A 26-year-old female presented with an acute febrile illness, bilateral flank pain, and breathlessness. She was admitted to the medical intensive care unit (ICU) and started on non-invasive ventilation (NIV).
Initial investigations revealed bilateral lung infiltrates and consolidations. Blood culture showed growth of Klebsiella pneumoniae.
Ultrasonography (USG) and subsequent CT scans identified a large adrenal mass (10.3 x 8.9 x 8.6 cm) with thrombosis extending into the left renal vein and inferior vena cava (IVC).
USG-guided biopsy confirmed an oncocytic neoplasm. Hormonal characterization of the tumor showed elevated DHEAS and testosterone levels.
Imaging characteristics suggested a neoplastic etiology with probable superadded infection.
The patient underwent left adrenalectomy with thrombectomy due to the diagnosis of adrenocortical carcinoma with tumor thrombus involving the adrenal vein and IVC.
Intraoperatively, a large mass (14 x 12 cm) arising from the left adrenal gland with tumor thrombus adherent to adrenal and renal veins was identified.

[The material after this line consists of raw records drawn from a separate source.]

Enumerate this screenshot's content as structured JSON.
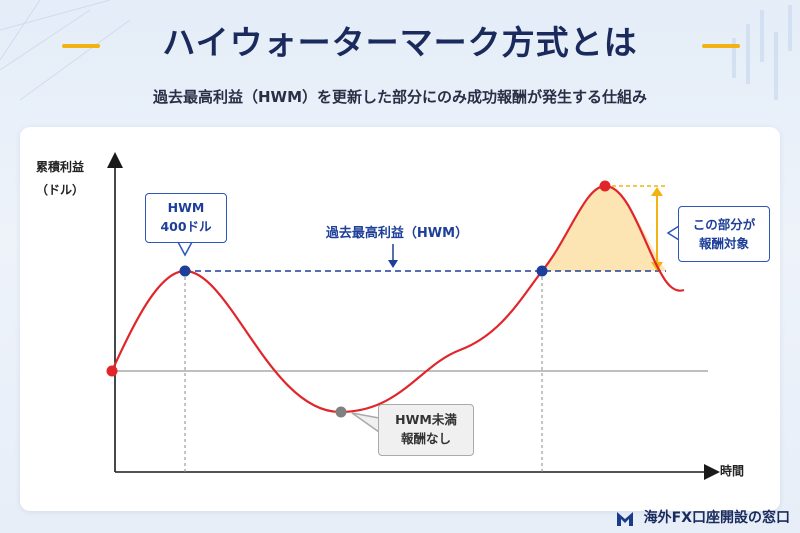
{
  "header": {
    "title": "ハイウォーターマーク方式とは",
    "subtitle": "過去最高利益（HWM）を更新した部分にのみ成功報酬が発生する仕組み"
  },
  "diagram": {
    "y_axis_label_line1": "累積利益",
    "y_axis_label_line2": "（ドル）",
    "x_axis_label": "時間",
    "hwm_line_label": "過去最高利益（HWM）",
    "callout_hwm_line1": "HWM",
    "callout_hwm_line2": "400ドル",
    "callout_below_line1": "HWM未満",
    "callout_below_line2": "報酬なし",
    "callout_target_line1": "この部分が",
    "callout_target_line2": "報酬対象"
  },
  "footer": {
    "brand": "海外FX口座開設の窓口"
  },
  "colors": {
    "title": "#1a2a5c",
    "accent_yellow": "#f2b312",
    "curve_red": "#e0262b",
    "hwm_blue": "#1d3f9a",
    "fee_fill": "#fde5b3",
    "below_gray": "#808080"
  }
}
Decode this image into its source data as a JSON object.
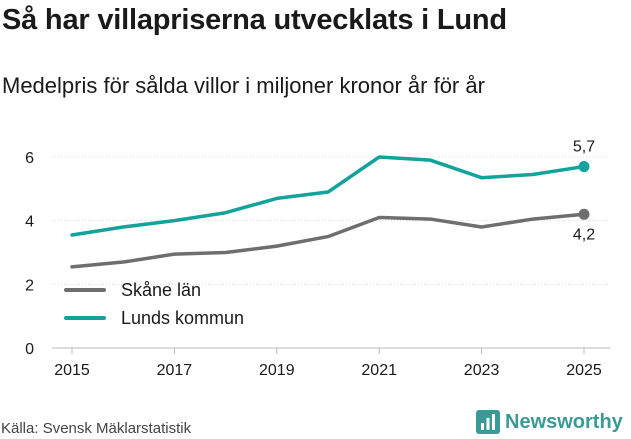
{
  "header": {
    "title": "Så har villapriserna utvecklats i Lund",
    "subtitle": "Medelpris för sålda villor i miljoner kronor år för år"
  },
  "footer": {
    "source": "Källa: Svensk Mäklarstatistik",
    "brand": "Newsworthy",
    "brand_icon": "bar-chart-icon"
  },
  "colors": {
    "skane": "#6e6e6e",
    "lund": "#12a39a",
    "grid": "#dcdcdc",
    "brand": "#3a9a95"
  },
  "chart_data": {
    "type": "line",
    "title": "Så har villapriserna utvecklats i Lund",
    "subtitle": "Medelpris för sålda villor i miljoner kronor år för år",
    "xlabel": "",
    "ylabel": "",
    "x": [
      2015,
      2016,
      2017,
      2018,
      2019,
      2020,
      2021,
      2022,
      2023,
      2024,
      2025
    ],
    "x_ticks": [
      "2015",
      "2017",
      "2019",
      "2021",
      "2023",
      "2025"
    ],
    "xlim": [
      2015,
      2025
    ],
    "y_ticks": [
      "0",
      "2",
      "4",
      "6"
    ],
    "ylim": [
      0,
      6
    ],
    "grid": true,
    "legend_position": "bottom-left",
    "series": [
      {
        "name": "Skåne län",
        "color": "#6e6e6e",
        "values": [
          2.55,
          2.7,
          2.95,
          3.0,
          3.2,
          3.5,
          4.1,
          4.05,
          3.8,
          4.05,
          4.2
        ],
        "end_label": "4,2"
      },
      {
        "name": "Lunds kommun",
        "color": "#12a39a",
        "values": [
          3.55,
          3.8,
          4.0,
          4.25,
          4.7,
          4.9,
          6.0,
          5.9,
          5.35,
          5.45,
          5.7
        ],
        "end_label": "5,7"
      }
    ]
  }
}
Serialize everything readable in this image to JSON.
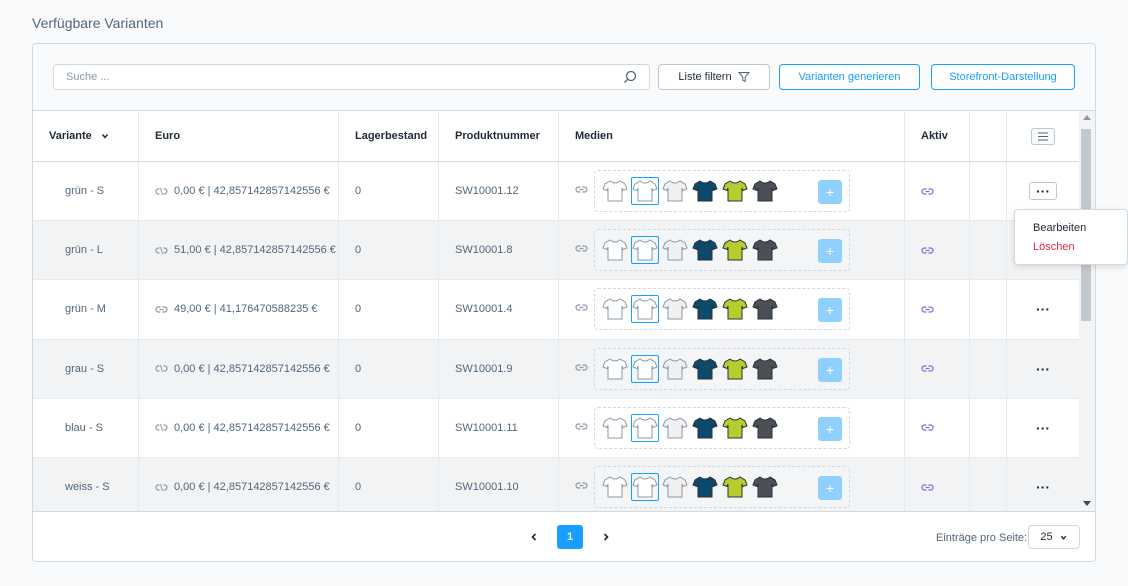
{
  "section_title": "Verfügbare Varianten",
  "search": {
    "placeholder": "Suche ...",
    "value": ""
  },
  "toolbar": {
    "filter_label": "Liste filtern",
    "generate_label": "Varianten generieren",
    "storefront_label": "Storefront-Darstellung"
  },
  "columns": {
    "variant": "Variante",
    "price": "Euro",
    "stock": "Lagerbestand",
    "number": "Produktnummer",
    "media": "Medien",
    "active": "Aktiv"
  },
  "rows": [
    {
      "variant": "grün - S",
      "price": "0,00 € | 42,857142857142556 €",
      "stock": "0",
      "number": "SW10001.12",
      "price_inherited": false
    },
    {
      "variant": "grün - L",
      "price": "51,00 € | 42,857142857142556 €",
      "stock": "0",
      "number": "SW10001.8",
      "price_inherited": false
    },
    {
      "variant": "grün - M",
      "price": "49,00 € | 41,176470588235 €",
      "stock": "0",
      "number": "SW10001.4",
      "price_inherited": true
    },
    {
      "variant": "grau - S",
      "price": "0,00 € | 42,857142857142556 €",
      "stock": "0",
      "number": "SW10001.9",
      "price_inherited": false
    },
    {
      "variant": "blau - S",
      "price": "0,00 € | 42,857142857142556 €",
      "stock": "0",
      "number": "SW10001.11",
      "price_inherited": false
    },
    {
      "variant": "weiss - S",
      "price": "0,00 € | 42,857142857142556 €",
      "stock": "0",
      "number": "SW10001.10",
      "price_inherited": false
    }
  ],
  "media_colors": [
    "#ffffff",
    "#ffffff",
    "#f0f0f0",
    "#0b4a6b",
    "#b9cc2e",
    "#4a5056"
  ],
  "context_menu": {
    "edit": "Bearbeiten",
    "delete": "Löschen"
  },
  "pagination": {
    "current_page": "1",
    "per_page_label": "Einträge pro Seite:",
    "per_page_value": "25"
  },
  "colors": {
    "accent": "#189eff",
    "danger": "#de294c",
    "text": "#52667a",
    "active_link": "#7e6bd6"
  }
}
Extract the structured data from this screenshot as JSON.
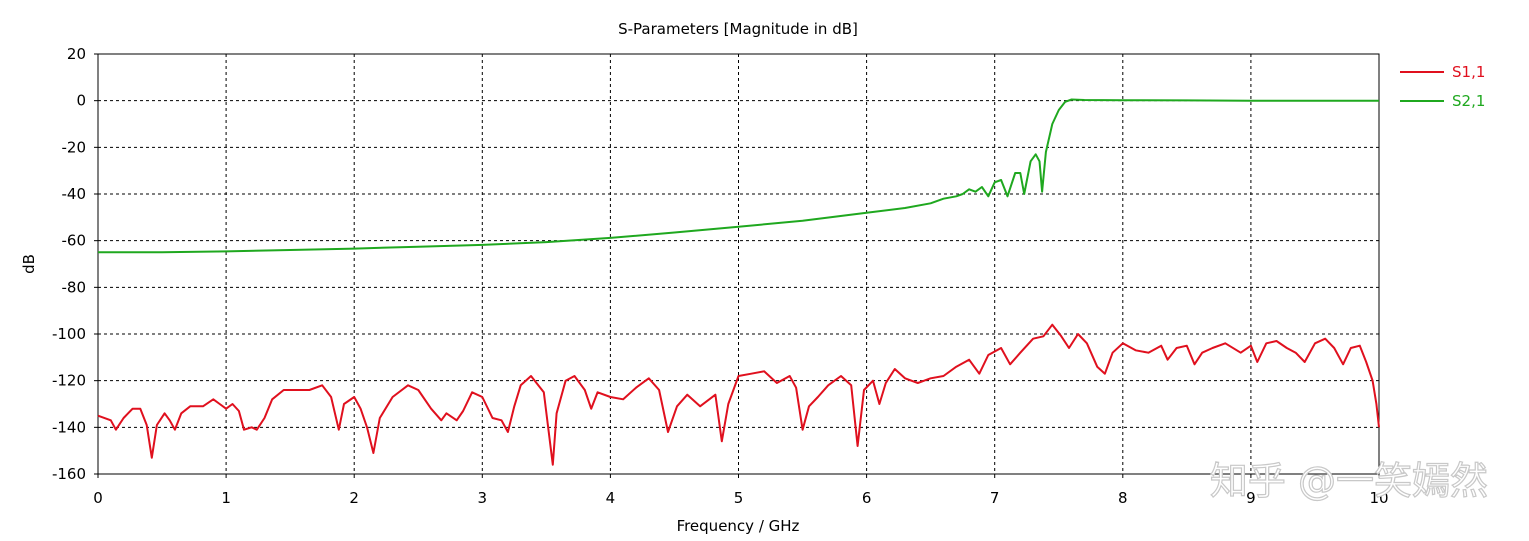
{
  "chart_data": {
    "type": "line",
    "title": "S-Parameters [Magnitude in dB]",
    "xlabel": "Frequency / GHz",
    "ylabel": "dB",
    "xlim": [
      0,
      10
    ],
    "ylim": [
      -160,
      20
    ],
    "xticks": [
      "0",
      "1",
      "2",
      "3",
      "4",
      "5",
      "6",
      "7",
      "8",
      "9",
      "10"
    ],
    "yticks": [
      "20",
      "0",
      "-20",
      "-40",
      "-60",
      "-80",
      "-100",
      "-120",
      "-140",
      "-160"
    ],
    "grid": true,
    "legend_position": "right",
    "series": [
      {
        "name": "S1,1",
        "color": "#e0101e",
        "points": [
          [
            0.0,
            -135
          ],
          [
            0.1,
            -137
          ],
          [
            0.14,
            -141
          ],
          [
            0.2,
            -136
          ],
          [
            0.27,
            -132
          ],
          [
            0.33,
            -132
          ],
          [
            0.38,
            -139
          ],
          [
            0.42,
            -153
          ],
          [
            0.46,
            -139
          ],
          [
            0.52,
            -134
          ],
          [
            0.56,
            -137
          ],
          [
            0.6,
            -141
          ],
          [
            0.65,
            -134
          ],
          [
            0.72,
            -131
          ],
          [
            0.82,
            -131
          ],
          [
            0.9,
            -128
          ],
          [
            0.95,
            -130
          ],
          [
            1.0,
            -132
          ],
          [
            1.05,
            -130
          ],
          [
            1.1,
            -133
          ],
          [
            1.14,
            -141
          ],
          [
            1.2,
            -140
          ],
          [
            1.24,
            -141
          ],
          [
            1.3,
            -136
          ],
          [
            1.36,
            -128
          ],
          [
            1.45,
            -124
          ],
          [
            1.55,
            -124
          ],
          [
            1.65,
            -124
          ],
          [
            1.75,
            -122
          ],
          [
            1.82,
            -127
          ],
          [
            1.88,
            -141
          ],
          [
            1.92,
            -130
          ],
          [
            2.0,
            -127
          ],
          [
            2.05,
            -132
          ],
          [
            2.1,
            -140
          ],
          [
            2.15,
            -151
          ],
          [
            2.2,
            -136
          ],
          [
            2.3,
            -127
          ],
          [
            2.42,
            -122
          ],
          [
            2.5,
            -124
          ],
          [
            2.6,
            -132
          ],
          [
            2.68,
            -137
          ],
          [
            2.72,
            -134
          ],
          [
            2.8,
            -137
          ],
          [
            2.85,
            -133
          ],
          [
            2.92,
            -125
          ],
          [
            3.0,
            -127
          ],
          [
            3.08,
            -136
          ],
          [
            3.15,
            -137
          ],
          [
            3.2,
            -142
          ],
          [
            3.25,
            -131
          ],
          [
            3.3,
            -122
          ],
          [
            3.38,
            -118
          ],
          [
            3.48,
            -125
          ],
          [
            3.55,
            -156
          ],
          [
            3.58,
            -134
          ],
          [
            3.65,
            -120
          ],
          [
            3.72,
            -118
          ],
          [
            3.8,
            -124
          ],
          [
            3.85,
            -132
          ],
          [
            3.9,
            -125
          ],
          [
            4.0,
            -127
          ],
          [
            4.1,
            -128
          ],
          [
            4.2,
            -123
          ],
          [
            4.3,
            -119
          ],
          [
            4.38,
            -124
          ],
          [
            4.45,
            -142
          ],
          [
            4.52,
            -131
          ],
          [
            4.6,
            -126
          ],
          [
            4.7,
            -131
          ],
          [
            4.82,
            -126
          ],
          [
            4.87,
            -146
          ],
          [
            4.92,
            -130
          ],
          [
            5.0,
            -118
          ],
          [
            5.1,
            -117
          ],
          [
            5.2,
            -116
          ],
          [
            5.3,
            -121
          ],
          [
            5.4,
            -118
          ],
          [
            5.45,
            -123
          ],
          [
            5.5,
            -141
          ],
          [
            5.55,
            -131
          ],
          [
            5.62,
            -127
          ],
          [
            5.7,
            -122
          ],
          [
            5.8,
            -118
          ],
          [
            5.88,
            -122
          ],
          [
            5.93,
            -148
          ],
          [
            5.98,
            -124
          ],
          [
            6.05,
            -120
          ],
          [
            6.1,
            -130
          ],
          [
            6.15,
            -121
          ],
          [
            6.22,
            -115
          ],
          [
            6.3,
            -119
          ],
          [
            6.4,
            -121
          ],
          [
            6.5,
            -119
          ],
          [
            6.6,
            -118
          ],
          [
            6.7,
            -114
          ],
          [
            6.8,
            -111
          ],
          [
            6.88,
            -117
          ],
          [
            6.95,
            -109
          ],
          [
            7.05,
            -106
          ],
          [
            7.12,
            -113
          ],
          [
            7.2,
            -108
          ],
          [
            7.3,
            -102
          ],
          [
            7.38,
            -101
          ],
          [
            7.45,
            -96
          ],
          [
            7.52,
            -101
          ],
          [
            7.58,
            -106
          ],
          [
            7.65,
            -100
          ],
          [
            7.72,
            -104
          ],
          [
            7.8,
            -114
          ],
          [
            7.86,
            -117
          ],
          [
            7.92,
            -108
          ],
          [
            8.0,
            -104
          ],
          [
            8.1,
            -107
          ],
          [
            8.2,
            -108
          ],
          [
            8.3,
            -105
          ],
          [
            8.35,
            -111
          ],
          [
            8.42,
            -106
          ],
          [
            8.5,
            -105
          ],
          [
            8.56,
            -113
          ],
          [
            8.62,
            -108
          ],
          [
            8.7,
            -106
          ],
          [
            8.8,
            -104
          ],
          [
            8.92,
            -108
          ],
          [
            9.0,
            -105
          ],
          [
            9.05,
            -112
          ],
          [
            9.12,
            -104
          ],
          [
            9.2,
            -103
          ],
          [
            9.28,
            -106
          ],
          [
            9.35,
            -108
          ],
          [
            9.42,
            -112
          ],
          [
            9.5,
            -104
          ],
          [
            9.58,
            -102
          ],
          [
            9.65,
            -106
          ],
          [
            9.72,
            -113
          ],
          [
            9.78,
            -106
          ],
          [
            9.85,
            -105
          ],
          [
            9.9,
            -112
          ],
          [
            9.95,
            -120
          ],
          [
            9.98,
            -130
          ],
          [
            10.0,
            -140
          ]
        ]
      },
      {
        "name": "S2,1",
        "color": "#1fa81f",
        "points": [
          [
            0.0,
            -65
          ],
          [
            0.5,
            -65
          ],
          [
            1.0,
            -64.6
          ],
          [
            1.5,
            -64
          ],
          [
            2.0,
            -63.4
          ],
          [
            2.5,
            -62.6
          ],
          [
            3.0,
            -61.8
          ],
          [
            3.5,
            -60.6
          ],
          [
            4.0,
            -58.8
          ],
          [
            4.5,
            -56.5
          ],
          [
            5.0,
            -54
          ],
          [
            5.5,
            -51.5
          ],
          [
            6.0,
            -48
          ],
          [
            6.3,
            -46
          ],
          [
            6.5,
            -44
          ],
          [
            6.6,
            -42
          ],
          [
            6.7,
            -41
          ],
          [
            6.75,
            -40
          ],
          [
            6.8,
            -38
          ],
          [
            6.85,
            -39
          ],
          [
            6.9,
            -37
          ],
          [
            6.95,
            -41
          ],
          [
            7.0,
            -35
          ],
          [
            7.05,
            -34
          ],
          [
            7.1,
            -41
          ],
          [
            7.16,
            -31
          ],
          [
            7.2,
            -31
          ],
          [
            7.23,
            -40
          ],
          [
            7.28,
            -26
          ],
          [
            7.32,
            -23
          ],
          [
            7.35,
            -26
          ],
          [
            7.37,
            -39
          ],
          [
            7.4,
            -22
          ],
          [
            7.45,
            -10
          ],
          [
            7.5,
            -4
          ],
          [
            7.55,
            -0.5
          ],
          [
            7.6,
            0.5
          ],
          [
            7.7,
            0.3
          ],
          [
            8.0,
            0.2
          ],
          [
            8.5,
            0.1
          ],
          [
            9.0,
            0
          ],
          [
            9.5,
            0
          ],
          [
            10.0,
            0
          ]
        ]
      }
    ]
  },
  "watermark": "知乎 @一笑嫣然"
}
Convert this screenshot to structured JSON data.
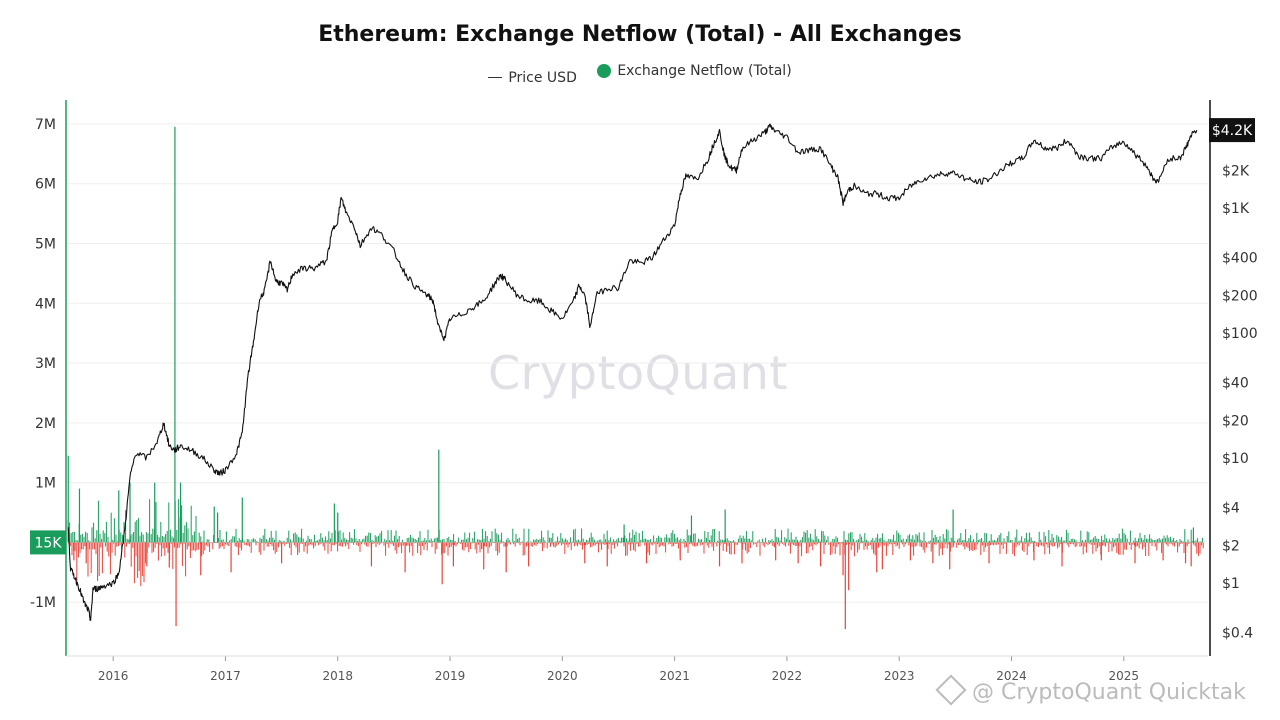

HPE revealed features consistent with adrenocortical carcinoma, oncocytic variant. The tumor exhibited eosinophilic cytoplasm, marked nuclear pleomorphism, low mitotic activity, and tumor necrosis.
Lymphovascular invasion was not identified. The tumor was staged as pT4 due to renal vein invasion.
1-year followup showed no metastases.
Adrenal oncocytomas are extremely rare, often non-functioning tumors that present as incidental findings.
Diagnosis of oncocytomas is challenging with imaging alone. Histological analysis is essential for an accurate diagnosis due to similarities in appearance with malignant lesions.
Treatment involves adrenalectomy and thrombectomy in cases with tumor thrombus extension
Follow-up for at least 5 years post-surgery is advised due to potential recurrence in malignant cases.